One Apple A Dy #790 - how do I feel now?
ou know or can know so much about yourself.
You can measure your performances, check your heart rate anytime, get every possible health check, ask experts and know everything about your body and your health.
You can play memory and logic games, do intelligence tests, assess your personality, your behaviours or your emotional state, discover your learning style and learn everything about yourself, your abilities and traits.
You can know almost everything about yourself.
But do you ever ask yourself "How do I feel now?"
I'm a motorsport nut. In the last years, I've read many stories of tensions between the riders or drivers and their engineers. While the formers talk about feelings, the latter rely only on the numbers. When feelings and numbers go in different directions, tensions and conflicts arise. Unfortunately, because numbers are objective and easier to rationalise and explain, too often, they trump human feelings and sensations, even when results are poor.
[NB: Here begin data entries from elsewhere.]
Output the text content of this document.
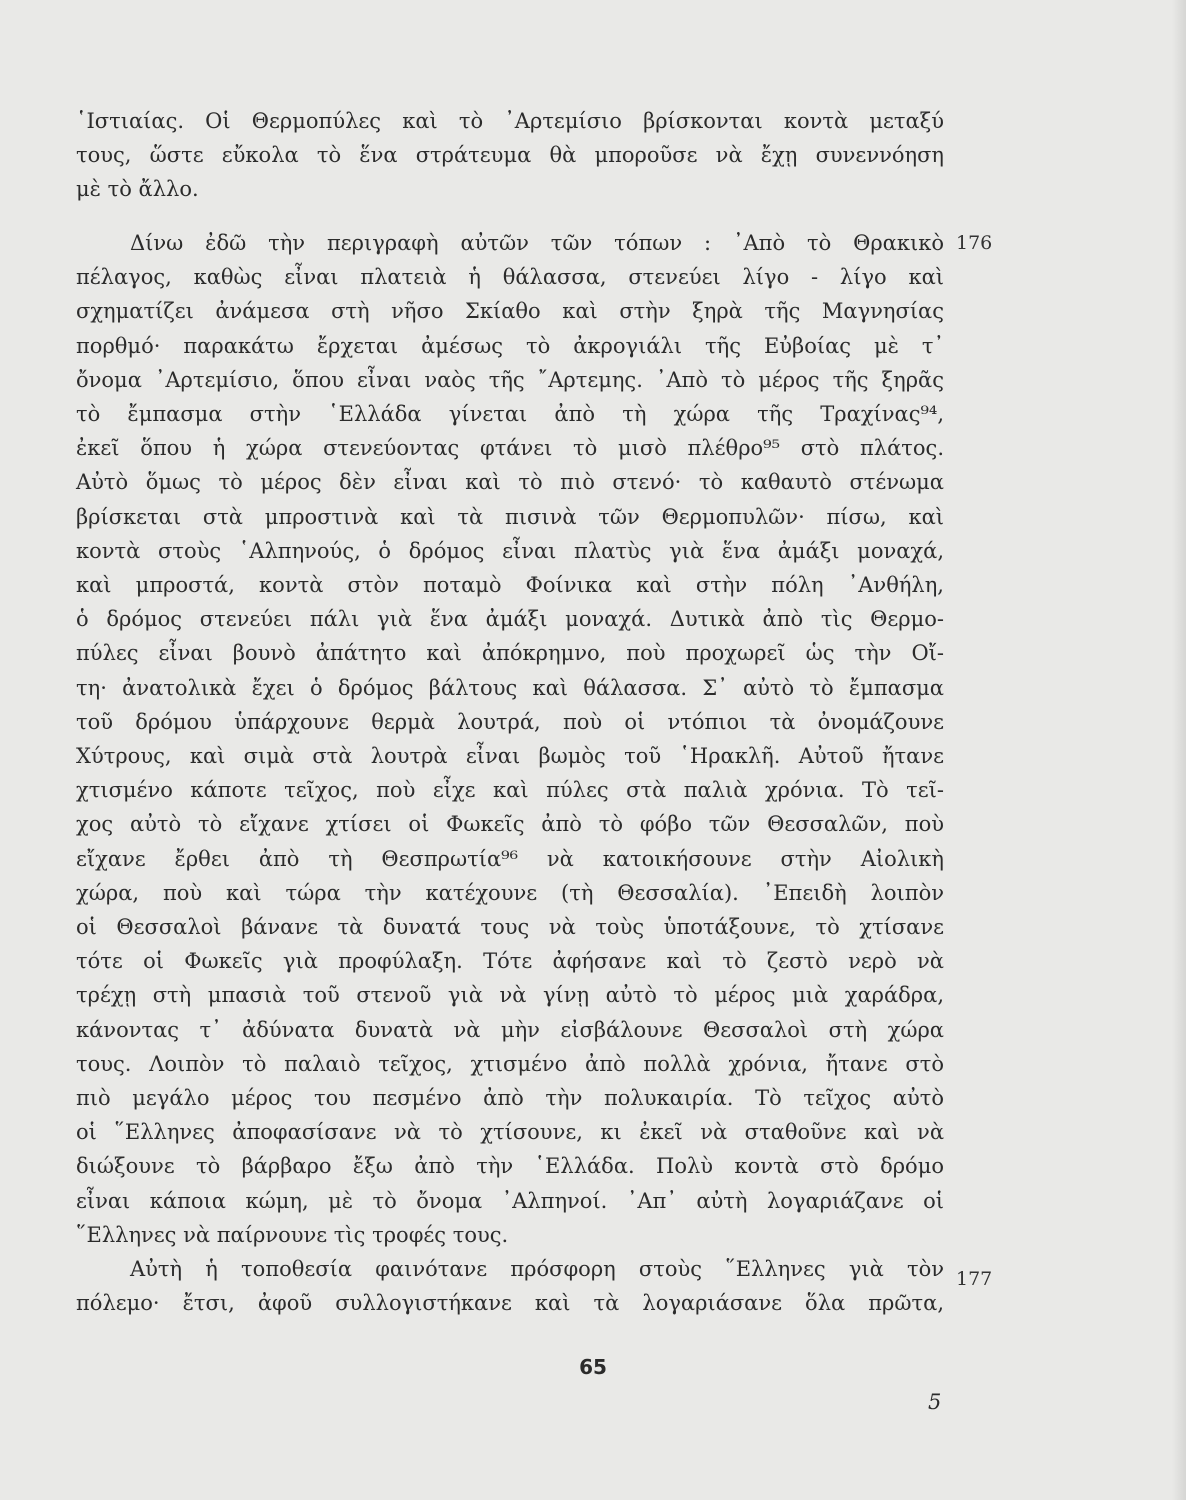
῾Ιστιαίας. Οἱ Θερμοπύλες καὶ τὸ ᾿Αρτεμίσιο βρίσκονται κοντὰ μεταξύ
τους, ὥστε εὔκολα τὸ ἕνα στράτευμα θὰ μποροῦσε νὰ ἔχῃ συνεννόηση
μὲ τὸ ἄλλο.
Δίνω ἐδῶ τὴν περιγραφὴ αὐτῶν τῶν τόπων : ᾿Απὸ τὸ Θρακικὸ
πέλαγος, καθὼς εἶναι πλατειὰ ἡ θάλασσα, στενεύει λίγο - λίγο καὶ
σχηματίζει ἀνάμεσα στὴ νῆσο Σκίαθο καὶ στὴν ξηρὰ τῆς Μαγνησίας
πορθμό· παρακάτω ἔρχεται ἀμέσως τὸ ἀκρογιάλι τῆς Εὐβοίας μὲ τ᾿
ὄνομα ᾿Αρτεμίσιο, ὅπου εἶναι ναὸς τῆς ῎Αρτεμης. ᾿Απὸ τὸ μέρος τῆς ξηρᾶς
τὸ ἔμπασμα στὴν ῾Ελλάδα γίνεται ἀπὸ τὴ χώρα τῆς Τραχίνας⁹⁴,
ἐκεῖ ὅπου ἡ χώρα στενεύοντας φτάνει τὸ μισὸ πλέθρο⁹⁵ στὸ πλάτος.
Αὐτὸ ὅμως τὸ μέρος δὲν εἶναι καὶ τὸ πιὸ στενό· τὸ καθαυτὸ στένωμα
βρίσκεται στὰ μπροστινὰ καὶ τὰ πισινὰ τῶν Θερμοπυλῶν· πίσω, καὶ
κοντὰ στοὺς ῾Αλπηνούς, ὁ δρόμος εἶναι πλατὺς γιὰ ἕνα ἀμάξι μοναχά,
καὶ μπροστά, κοντὰ στὸν ποταμὸ Φοίνικα καὶ στὴν πόλη ᾿Ανθήλη,
ὁ δρόμος στενεύει πάλι γιὰ ἕνα ἀμάξι μοναχά. Δυτικὰ ἀπὸ τὶς Θερμο-
πύλες εἶναι βουνὸ ἀπάτητο καὶ ἀπόκρημνο, ποὺ προχωρεῖ ὡς τὴν Οἴ-
τη· ἀνατολικὰ ἔχει ὁ δρόμος βάλτους καὶ θάλασσα. Σ᾿ αὐτὸ τὸ ἔμπασμα
τοῦ δρόμου ὑπάρχουνε θερμὰ λουτρά, ποὺ οἱ ντόπιοι τὰ ὀνομάζουνε
Χύτρους, καὶ σιμὰ στὰ λουτρὰ εἶναι βωμὸς τοῦ ῾Ηρακλῆ. Αὐτοῦ ἤτανε
χτισμένο κάποτε τεῖχος, ποὺ εἶχε καὶ πύλες στὰ παλιὰ χρόνια. Τὸ τεῖ-
χος αὐτὸ τὸ εἴχανε χτίσει οἱ Φωκεῖς ἀπὸ τὸ φόβο τῶν Θεσσαλῶν, ποὺ
εἴχανε ἔρθει ἀπὸ τὴ Θεσπρωτία⁹⁶ νὰ κατοικήσουνε στὴν Αἰολικὴ
χώρα, ποὺ καὶ τώρα τὴν κατέχουνε (τὴ Θεσσαλία). ᾿Επειδὴ λοιπὸν
οἱ Θεσσαλοὶ βάνανε τὰ δυνατά τους νὰ τοὺς ὑποτάξουνε, τὸ χτίσανε
τότε οἱ Φωκεῖς γιὰ προφύλαξη. Τότε ἀφήσανε καὶ τὸ ζεστὸ νερὸ νὰ
τρέχῃ στὴ μπασιὰ τοῦ στενοῦ γιὰ νὰ γίνῃ αὐτὸ τὸ μέρος μιὰ χαράδρα,
κάνοντας τ᾿ ἀδύνατα δυνατὰ νὰ μὴν εἰσβάλουνε Θεσσαλοὶ στὴ χώρα
τους. Λοιπὸν τὸ παλαιὸ τεῖχος, χτισμένο ἀπὸ πολλὰ χρόνια, ἤτανε στὸ
πιὸ μεγάλο μέρος του πεσμένο ἀπὸ τὴν πολυκαιρία. Τὸ τεῖχος αὐτὸ
οἱ ῞Ελληνες ἀποφασίσανε νὰ τὸ χτίσουνε, κι ἐκεῖ νὰ σταθοῦνε καὶ νὰ
διώξουνε τὸ βάρβαρο ἔξω ἀπὸ τὴν ῾Ελλάδα. Πολὺ κοντὰ στὸ δρόμο
εἶναι κάποια κώμη, μὲ τὸ ὄνομα ᾿Αλπηνοί. ᾿Απ᾿ αὐτὴ λογαριάζανε οἱ
῞Ελληνες νὰ παίρνουνε τὶς τροφές τους.
Αὐτὴ ἡ τοποθεσία φαινότανε πρόσφορη στοὺς ῞Ελληνες γιὰ τὸν
πόλεμο· ἔτσι, ἀφοῦ συλλογιστήκανε καὶ τὰ λογαριάσανε ὅλα πρῶτα,
176
177
65
5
In a way, we are trapped in the idea that if it can't be measured, it's not worth our attention. That famous quote from Peter Drucker, "what gets measured gets managed", unfortunately, expanded beyond business and in all aspects of life.
Ironically, Drucker never said that. And more ironically, those words are the first part of a sentence with which the journalist Simon Caulkin summarised a paper published by V. F. Ridgway in 1956.
"What gets measured gets managed — even when it's pointless to measure and manage it, and even if it harms the purpose of the organisation to do so."
Some things can't be measured, yet they really matter.
The challenge is to accept to know a little less and begin to feel a bit more every day. Just asking a simple question like "how do I feel now?"